Si à Bruxelles « le débat est loin d’être tranché »*, veut-on croire dans les coulisses de la Commission européenne, Pékin – qui espère obtenir d’ici à la fin 2016 le statut d’économie de marché à l’OMC – pourrait bénéficier d’un soutien de taille au sein de l’Union européenne (UE). Lors d’une visite officielle en Chine, fin octobre, Angela Merkel a déclaré que l’Allemagne était favorable « en principe » à l’octroi de ce statut à la Chine « même si d’importants progrès restent à réaliser notamment dans la sphère des marchés publics ».
C’est la première fois que Berlin sort de sa réserve sur cette épineuse question qui continue à diviser au sein du bloc européen. Jusqu’ici, le gouvernement allemand avait toujours indiqué qu’il attendait le verdict légal de la Commission européenne à Bruxelles avant de se prononcer. Même attitude dans les autres capitales européennes, où l’on préférait jusqu’à présent insister sur l’aspect « technique » de la décision et éviter ainsi de froisser les responsables chinois. A Londres, par exemple, George Osborne, le ministre britannique des Finances, serait lui aussi favorable à l’octroi du statut d’économie de marché à la Chine. « Mais cette décision essentiellement juridique est du ressort de l’UE et le processus sera long et complexe », aurait-il confié à l’un de ses proches cité par le Financial Times.

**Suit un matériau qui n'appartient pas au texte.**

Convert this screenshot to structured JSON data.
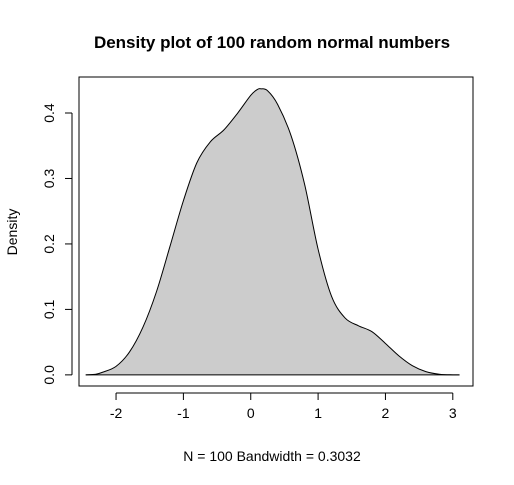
{
  "chart_data": {
    "type": "area",
    "title": "Density plot of 100 random normal numbers",
    "xlabel": "N = 100   Bandwidth = 0.3032",
    "ylabel": "Density",
    "xlim": [
      -2.55,
      3.3
    ],
    "ylim": [
      -0.017,
      0.455
    ],
    "x_ticks": [
      -2,
      -1,
      0,
      1,
      2,
      3
    ],
    "x_tick_labels": [
      "-2",
      "-1",
      "0",
      "1",
      "2",
      "3"
    ],
    "y_ticks": [
      0.0,
      0.1,
      0.2,
      0.3,
      0.4
    ],
    "y_tick_labels": [
      "0.0",
      "0.1",
      "0.2",
      "0.3",
      "0.4"
    ],
    "grid": false,
    "fill_color": "#cccccc",
    "line_color": "#000000",
    "series": [
      {
        "x": [
          -2.45,
          -2.3,
          -2.2,
          -2.0,
          -1.8,
          -1.6,
          -1.4,
          -1.2,
          -1.0,
          -0.8,
          -0.6,
          -0.4,
          -0.2,
          0.0,
          0.1,
          0.15,
          0.25,
          0.4,
          0.6,
          0.8,
          1.0,
          1.2,
          1.4,
          1.6,
          1.8,
          2.0,
          2.2,
          2.4,
          2.6,
          2.8,
          3.0,
          3.1
        ],
        "y": [
          0.0,
          0.001,
          0.004,
          0.013,
          0.035,
          0.073,
          0.127,
          0.196,
          0.266,
          0.324,
          0.356,
          0.374,
          0.399,
          0.427,
          0.436,
          0.437,
          0.434,
          0.413,
          0.365,
          0.291,
          0.192,
          0.12,
          0.087,
          0.075,
          0.066,
          0.048,
          0.029,
          0.014,
          0.005,
          0.001,
          0.0,
          0.0
        ]
      }
    ]
  }
}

A ce stade, seule l’Italie a publiquement affiché sa réticence à l’attribution d’un tel statut à la Chine. Lors d’un déplacement à Bruxelles en octobre dernier, Carlo Calenda, vice-ministre italien en charge du Commerce international, a averti ses homologues sur les conséquences d’une telle décision pour l’économie de l’UE. « La Chine n’est pas une économie de marché et ne remplit pas les conditions », avait-il alors déclaré.
La Commission étudierait la possibilité d’accorder unilatéralement à Pékin ce statut
Au delà des considérations juridiques, le débat est évidemment d’ordre politique. La Commission européenne étudierait la possibilité d’accorder unilatéralement à Pékin le statut d’économie de marché, dans l’objectif, principalement, de débloquer les négociations en cours sur l’Accord d’investissement UE/Chine. De quoi inquiéter les opposant à cette éventualité.
« Une telle décision, motivée par la pression des lobbies, de certains Etats membres et de la Chine elle-même, serait une grave erreur historique », écrivent deux eurodéputés socialistes, Edouard Martin et Emmanuel Maurel, dans une tribune publié le 30 octobre par lequotidien économique français Les Echos. Subventions publiques, contrôle des exportations et des importations, dumping pratiqué par certaines industries, notamment dans le secteur de l’acier… Autant de facteurs objectifs qui, selon eux, devront être pris en compte dans la décision finale. Sur les cinq critères dont la Commission a recours pour évaluer le statut de marché d’une économie, « la Chine n’en remplit qu’un », affirment les deux élus européens.
Ils ne sont pas les seuls, loin de là, à défendre cette position. En septembre dernier, AEGIS Europe, une association regroupant 30 fédérations industrielles -souvent de secteurs menacés par les produits low cost chinois-, présentait un rapport selon lequel 3,5 millions d’emplois à travers toute l’Europe pourraient être menacés en cas de décision favorable à la Chine. L’organisation prévoit également un déficit commercial record de l’UE avec ce pays qui pourrait atteindre 180 milliards d’euros cette année et ce « malgré des mesures antidumping imposés sur une cinquantaine de produits chinois allant des bicyclettes aux panneaux solaires en passant par différentes gammes d’acier », indique Milan Nietzsche, le porte-parole d’AEGIS Europe, et vice-président de l’entreprise allemande SolarWorld. Interrogé sur les déclarations d’Angela Merkel en Chine, il tempère : « elle a bien insisté sur le fait que la Chine devait encore réaliser d’importants progrès avant de devenir une économie de marché ».